- Spanish: La Laguna del Soldado
- Directed by: Pablo Álvarez Mesa
- Produced by: Pablo Álvarez Mesa
- Cinematography: Pablo Álvarez Mesa
- Edited by: Pablo Álvarez Mesa
- Music by: Stephan Schneider Alex Lane Pablo Álvarez-Mesa
- Release date: March 26, 2024 (Cinéma du Réel);
- Running time: 76 minutes
- Country: Canada
- Language: Spanish

= The Soldier's Lagoon =

2024 Canadian documentary film

The Soldier's Lagoon (La Laguna del Soldado) is a Canadian-Colombian documentary film, directed by Pablo Álvarez Mesa and released in 2024. The film profiles a lake high in the Andes mountains in Colombia, where the bodies of over 200 soldiers who died during Simón Bolívar's 1819 march across the Andes are still found.

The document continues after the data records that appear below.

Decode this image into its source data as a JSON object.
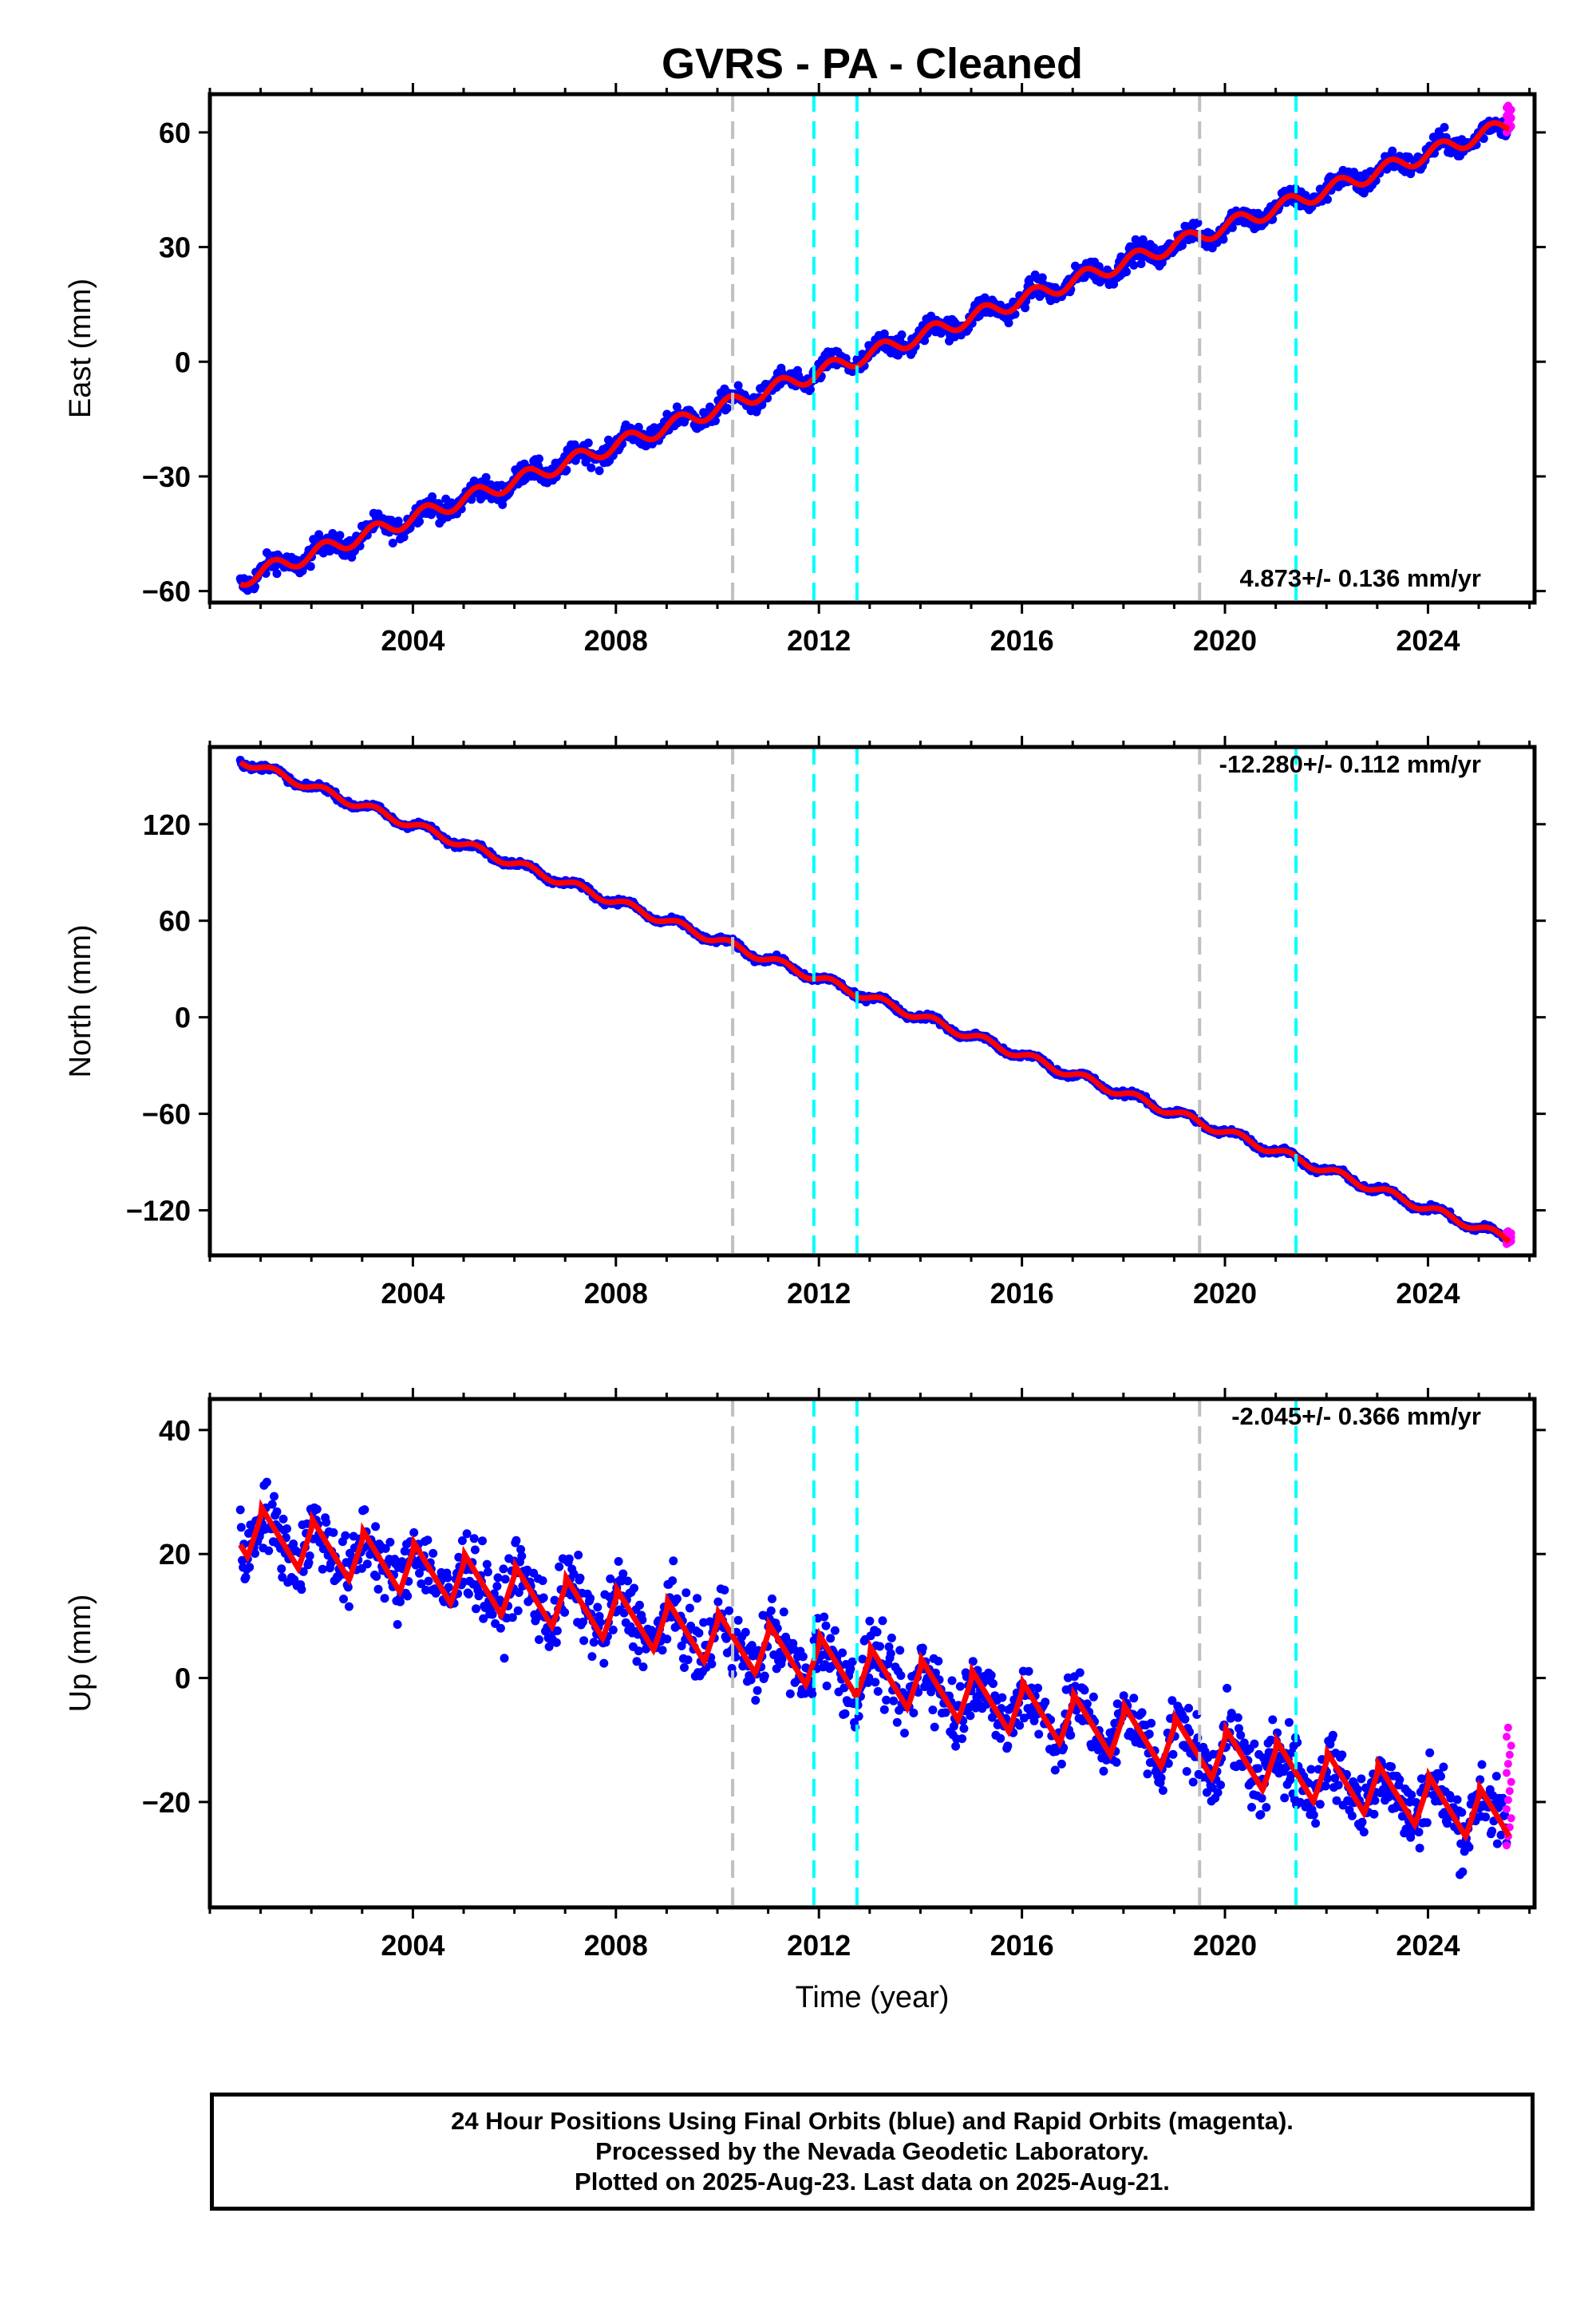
{
  "chart_data": {
    "type": "scatter",
    "title": "GVRS  - PA - Cleaned",
    "xlabel": "Time (year)",
    "xlim": [
      2000.0,
      2026.1
    ],
    "x_ticks": [
      2004,
      2008,
      2012,
      2016,
      2020,
      2024
    ],
    "x_tick_labels": [
      "2004",
      "2008",
      "2012",
      "2016",
      "2020",
      "2024"
    ],
    "colors": {
      "final_orbits": "#0000ff",
      "rapid_orbits": "#ff00ff",
      "model": "#ff0000",
      "equipment_change": "#c0c0c0",
      "earthquake": "#00ffff"
    },
    "vertical_lines": {
      "gray": [
        2010.3,
        2019.5
      ],
      "cyan": [
        2011.9,
        2012.75,
        2021.4
      ]
    },
    "panels": [
      {
        "name": "east",
        "ylabel": "East (mm)",
        "ylim": [
          -63,
          70
        ],
        "y_ticks": [
          60,
          30,
          0,
          -30,
          -60
        ],
        "y_tick_labels": [
          "60",
          "30",
          "0",
          "−30",
          "−60"
        ],
        "rate": "4.873+/- 0.136 mm/yr",
        "rate_position": "bottom-right",
        "trend": {
          "start_year": 2000.6,
          "start_value": -57,
          "end_year": 2025.6,
          "end_value": 62
        },
        "seasonal_amplitude": 2.0,
        "scatter": 2.0,
        "rapid_range": [
          60,
          67
        ]
      },
      {
        "name": "north",
        "ylabel": "North (mm)",
        "ylim": [
          -148,
          168
        ],
        "y_ticks": [
          120,
          60,
          0,
          -60,
          -120
        ],
        "y_tick_labels": [
          "120",
          "60",
          "0",
          "−60",
          "−120"
        ],
        "rate": "-12.280+/- 0.112 mm/yr",
        "rate_position": "top-right",
        "trend": {
          "start_year": 2000.6,
          "start_value": 160,
          "end_year": 2025.6,
          "end_value": -138
        },
        "seasonal_amplitude": 2.5,
        "scatter": 1.3,
        "rapid_range": [
          -141,
          -133
        ]
      },
      {
        "name": "up",
        "ylabel": "Up (mm)",
        "ylim": [
          -37,
          45
        ],
        "y_ticks": [
          40,
          20,
          0,
          -20
        ],
        "y_tick_labels": [
          "40",
          "20",
          "0",
          "−20"
        ],
        "rate": "-2.045+/- 0.366 mm/yr",
        "rate_position": "top-right",
        "trend": {
          "start_year": 2000.6,
          "start_value": 24,
          "end_year": 2025.6,
          "end_value": -23
        },
        "seasonal_amplitude": 4.5,
        "scatter": 4.0,
        "rapid_range": [
          -27,
          -8
        ]
      }
    ]
  },
  "footer": {
    "line1": "24 Hour Positions Using Final Orbits (blue) and Rapid Orbits (magenta).",
    "line2": "Processed by the Nevada Geodetic Laboratory.",
    "line3": "Plotted on 2025-Aug-23. Last data on 2025-Aug-21."
  }
}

The film premiered in March 2024 at the Cinéma du Réel festival in France, and had its Canadian premiere at the 2024 Hot Docs Canadian International Documentary Festival.

==Awards==
At Cinéma du Réel, the film won the SACEM Prize from the Société civile des auteurs multimédia.

At Hot Docs, the film won the Best Canadian Feature Documentary award. At the DOXA Documentary Film Festival, it was the winner of the Colin Low Award.